Inhibition of connective tissue formation in dermal wounds covered with synthetic, moisture vapor-permeable dressings and its reversal by transforming growth factor-beta

An investigation of synthetic, adherent, moisture vapor-permeable dressings (SAM) on dermal wounds healing by secondary intent has yielded the novel observation that SAM dressings severely inhibited the deposition of granulation tissue and subsequent collagenous tissue when compared with air-exposed wounds in mouse and guinea pig systems. Repair tissue was quantitated histomorphometrically in full-thickness wounds covered with SAM or left air-exposed for periods up to 3 weeks. Early in healing, mouse wounds left open to the atmosphere formed a scab which overlay a large volume of granulation tissue derived from two sources, one lateral, and the other deep and centrally located. In contrast, SAM-covered wounds contained only a small amount of granulation tissue which was derived solely from lateral sources. Granulation tissue was replaced by fibrous connective tissue over time, and this was always less in SAM-covered wounds.
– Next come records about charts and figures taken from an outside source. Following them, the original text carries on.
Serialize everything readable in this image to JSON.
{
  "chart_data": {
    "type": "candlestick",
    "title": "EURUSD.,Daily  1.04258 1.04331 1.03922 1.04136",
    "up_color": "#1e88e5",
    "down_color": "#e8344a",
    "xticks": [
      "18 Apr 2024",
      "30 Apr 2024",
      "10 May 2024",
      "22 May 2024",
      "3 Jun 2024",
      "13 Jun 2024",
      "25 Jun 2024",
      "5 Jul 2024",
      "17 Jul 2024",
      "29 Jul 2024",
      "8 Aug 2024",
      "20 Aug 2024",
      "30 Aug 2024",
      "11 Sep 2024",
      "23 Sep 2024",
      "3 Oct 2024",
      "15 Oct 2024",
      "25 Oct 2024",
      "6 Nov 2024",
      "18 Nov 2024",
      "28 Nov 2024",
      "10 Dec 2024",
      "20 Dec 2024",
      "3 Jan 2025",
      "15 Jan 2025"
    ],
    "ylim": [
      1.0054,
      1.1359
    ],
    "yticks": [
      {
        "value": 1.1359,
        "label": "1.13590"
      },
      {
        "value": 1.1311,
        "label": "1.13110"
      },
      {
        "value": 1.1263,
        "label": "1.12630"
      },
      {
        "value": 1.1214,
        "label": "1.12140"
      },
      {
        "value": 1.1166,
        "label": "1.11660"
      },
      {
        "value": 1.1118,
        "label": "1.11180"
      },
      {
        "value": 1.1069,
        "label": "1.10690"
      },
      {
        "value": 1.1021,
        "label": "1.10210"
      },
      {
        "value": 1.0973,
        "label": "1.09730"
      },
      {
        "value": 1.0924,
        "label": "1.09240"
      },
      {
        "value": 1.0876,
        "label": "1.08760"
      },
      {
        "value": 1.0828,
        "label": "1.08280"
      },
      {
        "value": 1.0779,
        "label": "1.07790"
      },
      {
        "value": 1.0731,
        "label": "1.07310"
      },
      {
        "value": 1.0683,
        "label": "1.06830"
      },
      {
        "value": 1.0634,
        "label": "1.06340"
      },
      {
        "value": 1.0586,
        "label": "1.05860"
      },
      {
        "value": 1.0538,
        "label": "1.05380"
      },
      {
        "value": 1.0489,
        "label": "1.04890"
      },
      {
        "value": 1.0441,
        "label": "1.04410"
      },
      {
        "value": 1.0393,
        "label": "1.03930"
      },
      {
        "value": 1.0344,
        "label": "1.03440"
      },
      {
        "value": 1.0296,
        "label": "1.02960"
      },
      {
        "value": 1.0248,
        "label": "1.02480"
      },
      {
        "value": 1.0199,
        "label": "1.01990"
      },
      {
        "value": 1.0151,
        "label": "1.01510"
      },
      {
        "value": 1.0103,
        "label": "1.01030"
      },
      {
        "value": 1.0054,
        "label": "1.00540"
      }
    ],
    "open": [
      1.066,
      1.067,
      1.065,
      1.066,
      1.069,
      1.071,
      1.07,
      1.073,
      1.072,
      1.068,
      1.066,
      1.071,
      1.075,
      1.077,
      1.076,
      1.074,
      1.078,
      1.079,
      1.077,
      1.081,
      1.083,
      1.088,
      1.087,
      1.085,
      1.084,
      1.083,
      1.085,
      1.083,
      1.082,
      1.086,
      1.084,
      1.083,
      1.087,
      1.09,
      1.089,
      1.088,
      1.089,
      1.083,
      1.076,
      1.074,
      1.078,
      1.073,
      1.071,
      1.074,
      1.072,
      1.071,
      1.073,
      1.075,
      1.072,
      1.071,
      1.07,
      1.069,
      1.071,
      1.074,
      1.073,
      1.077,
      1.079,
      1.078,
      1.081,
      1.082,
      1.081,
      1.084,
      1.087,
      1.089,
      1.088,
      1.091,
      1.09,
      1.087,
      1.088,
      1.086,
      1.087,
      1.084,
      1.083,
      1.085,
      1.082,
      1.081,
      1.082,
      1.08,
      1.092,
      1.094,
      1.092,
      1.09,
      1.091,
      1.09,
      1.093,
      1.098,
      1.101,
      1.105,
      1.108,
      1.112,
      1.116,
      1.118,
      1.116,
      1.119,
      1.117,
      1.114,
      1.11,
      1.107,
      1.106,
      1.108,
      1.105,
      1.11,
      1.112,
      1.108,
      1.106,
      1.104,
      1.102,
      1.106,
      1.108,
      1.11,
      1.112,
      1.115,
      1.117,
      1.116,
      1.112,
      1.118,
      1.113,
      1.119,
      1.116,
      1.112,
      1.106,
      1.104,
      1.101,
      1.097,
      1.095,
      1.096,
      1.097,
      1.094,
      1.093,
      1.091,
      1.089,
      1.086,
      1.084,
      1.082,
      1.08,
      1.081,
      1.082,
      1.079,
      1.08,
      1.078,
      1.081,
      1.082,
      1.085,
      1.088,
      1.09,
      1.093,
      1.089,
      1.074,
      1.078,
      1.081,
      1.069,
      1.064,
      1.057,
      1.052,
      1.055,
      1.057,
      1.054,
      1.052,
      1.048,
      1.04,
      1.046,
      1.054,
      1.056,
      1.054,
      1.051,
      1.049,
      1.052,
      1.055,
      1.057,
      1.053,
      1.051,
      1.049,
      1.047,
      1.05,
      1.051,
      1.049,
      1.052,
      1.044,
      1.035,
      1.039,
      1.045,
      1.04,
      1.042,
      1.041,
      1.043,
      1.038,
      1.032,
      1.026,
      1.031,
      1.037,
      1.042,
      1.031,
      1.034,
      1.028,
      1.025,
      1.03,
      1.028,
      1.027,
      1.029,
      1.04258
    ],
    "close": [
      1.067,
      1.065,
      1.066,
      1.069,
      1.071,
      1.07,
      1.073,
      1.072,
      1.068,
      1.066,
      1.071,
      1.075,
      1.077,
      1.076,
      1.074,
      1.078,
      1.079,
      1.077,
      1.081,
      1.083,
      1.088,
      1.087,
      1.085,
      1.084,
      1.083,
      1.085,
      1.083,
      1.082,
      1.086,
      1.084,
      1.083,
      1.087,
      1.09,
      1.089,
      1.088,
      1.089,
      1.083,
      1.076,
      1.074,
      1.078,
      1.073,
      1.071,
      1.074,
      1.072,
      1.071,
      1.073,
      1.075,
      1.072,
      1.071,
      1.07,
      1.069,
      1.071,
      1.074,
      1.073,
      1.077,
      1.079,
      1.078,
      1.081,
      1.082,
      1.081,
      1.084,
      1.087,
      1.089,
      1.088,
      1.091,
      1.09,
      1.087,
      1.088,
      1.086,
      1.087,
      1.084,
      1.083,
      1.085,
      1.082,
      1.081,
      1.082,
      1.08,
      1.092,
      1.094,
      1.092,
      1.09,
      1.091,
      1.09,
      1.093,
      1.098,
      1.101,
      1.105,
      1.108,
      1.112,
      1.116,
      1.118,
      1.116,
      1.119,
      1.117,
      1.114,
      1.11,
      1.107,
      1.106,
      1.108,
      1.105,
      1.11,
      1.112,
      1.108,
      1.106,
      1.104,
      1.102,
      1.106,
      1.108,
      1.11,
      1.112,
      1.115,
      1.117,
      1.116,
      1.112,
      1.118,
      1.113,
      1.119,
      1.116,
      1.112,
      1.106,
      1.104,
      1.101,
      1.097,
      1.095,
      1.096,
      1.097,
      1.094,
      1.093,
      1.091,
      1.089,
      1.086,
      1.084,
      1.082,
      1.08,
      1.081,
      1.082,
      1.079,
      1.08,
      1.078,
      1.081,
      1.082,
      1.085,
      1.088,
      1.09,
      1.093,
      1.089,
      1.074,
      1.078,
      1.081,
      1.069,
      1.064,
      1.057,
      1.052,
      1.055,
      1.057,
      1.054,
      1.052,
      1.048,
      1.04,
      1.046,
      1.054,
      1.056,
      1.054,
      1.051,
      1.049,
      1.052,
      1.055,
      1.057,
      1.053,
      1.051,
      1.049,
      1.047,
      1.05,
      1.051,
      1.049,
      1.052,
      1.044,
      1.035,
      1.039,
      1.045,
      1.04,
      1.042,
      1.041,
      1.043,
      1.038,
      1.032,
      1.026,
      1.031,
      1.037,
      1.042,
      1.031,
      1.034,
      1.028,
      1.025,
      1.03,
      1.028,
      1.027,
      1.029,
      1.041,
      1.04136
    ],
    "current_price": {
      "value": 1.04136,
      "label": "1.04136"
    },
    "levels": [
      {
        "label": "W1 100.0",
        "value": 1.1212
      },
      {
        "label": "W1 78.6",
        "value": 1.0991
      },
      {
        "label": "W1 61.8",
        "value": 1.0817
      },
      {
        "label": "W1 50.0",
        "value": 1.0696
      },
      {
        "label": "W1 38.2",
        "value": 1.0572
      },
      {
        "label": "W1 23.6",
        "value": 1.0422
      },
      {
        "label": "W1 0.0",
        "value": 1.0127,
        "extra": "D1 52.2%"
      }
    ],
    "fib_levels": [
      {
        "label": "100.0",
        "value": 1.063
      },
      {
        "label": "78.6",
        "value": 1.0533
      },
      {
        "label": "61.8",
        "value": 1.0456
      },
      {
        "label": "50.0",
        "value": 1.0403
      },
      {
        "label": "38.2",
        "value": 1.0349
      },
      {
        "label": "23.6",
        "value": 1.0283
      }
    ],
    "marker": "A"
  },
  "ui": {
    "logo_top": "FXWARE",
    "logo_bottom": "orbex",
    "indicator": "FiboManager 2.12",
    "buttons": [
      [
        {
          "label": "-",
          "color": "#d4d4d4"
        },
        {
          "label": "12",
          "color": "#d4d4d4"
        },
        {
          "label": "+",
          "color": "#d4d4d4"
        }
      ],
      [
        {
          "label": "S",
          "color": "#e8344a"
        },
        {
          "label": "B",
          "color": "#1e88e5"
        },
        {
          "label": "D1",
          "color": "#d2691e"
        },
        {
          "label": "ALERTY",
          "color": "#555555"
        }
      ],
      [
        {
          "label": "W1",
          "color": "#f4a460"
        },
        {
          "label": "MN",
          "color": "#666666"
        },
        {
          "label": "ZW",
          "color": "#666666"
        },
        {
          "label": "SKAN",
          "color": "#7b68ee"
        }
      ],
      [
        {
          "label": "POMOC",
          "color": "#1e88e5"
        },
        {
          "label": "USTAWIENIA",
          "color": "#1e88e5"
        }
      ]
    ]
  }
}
Deposition of large amounts of connective tissue in air-exposed wounds was associated with significant polymorphonuclear and mononuclear cell infiltrates, while the lack of granulation tissue formation in SAM-covered sites was associated with reduced inflammation. Dressing-induced inhibition of connective tissue could be partially reversed by treatment with transforming growth factor-beta form 1 or 2. Deposition of granulation tissue in large lenticular wounds in guinea pig skin, but not in 6-mm punch wounds, was also inhibited when the wounds were covered with SAM, and the morphology of air-exposed and SAM-covered wounds was similar to that in mice. SAM-covered wounds in mice and guinea pigs may be useful as models of chronic non-healing wounds.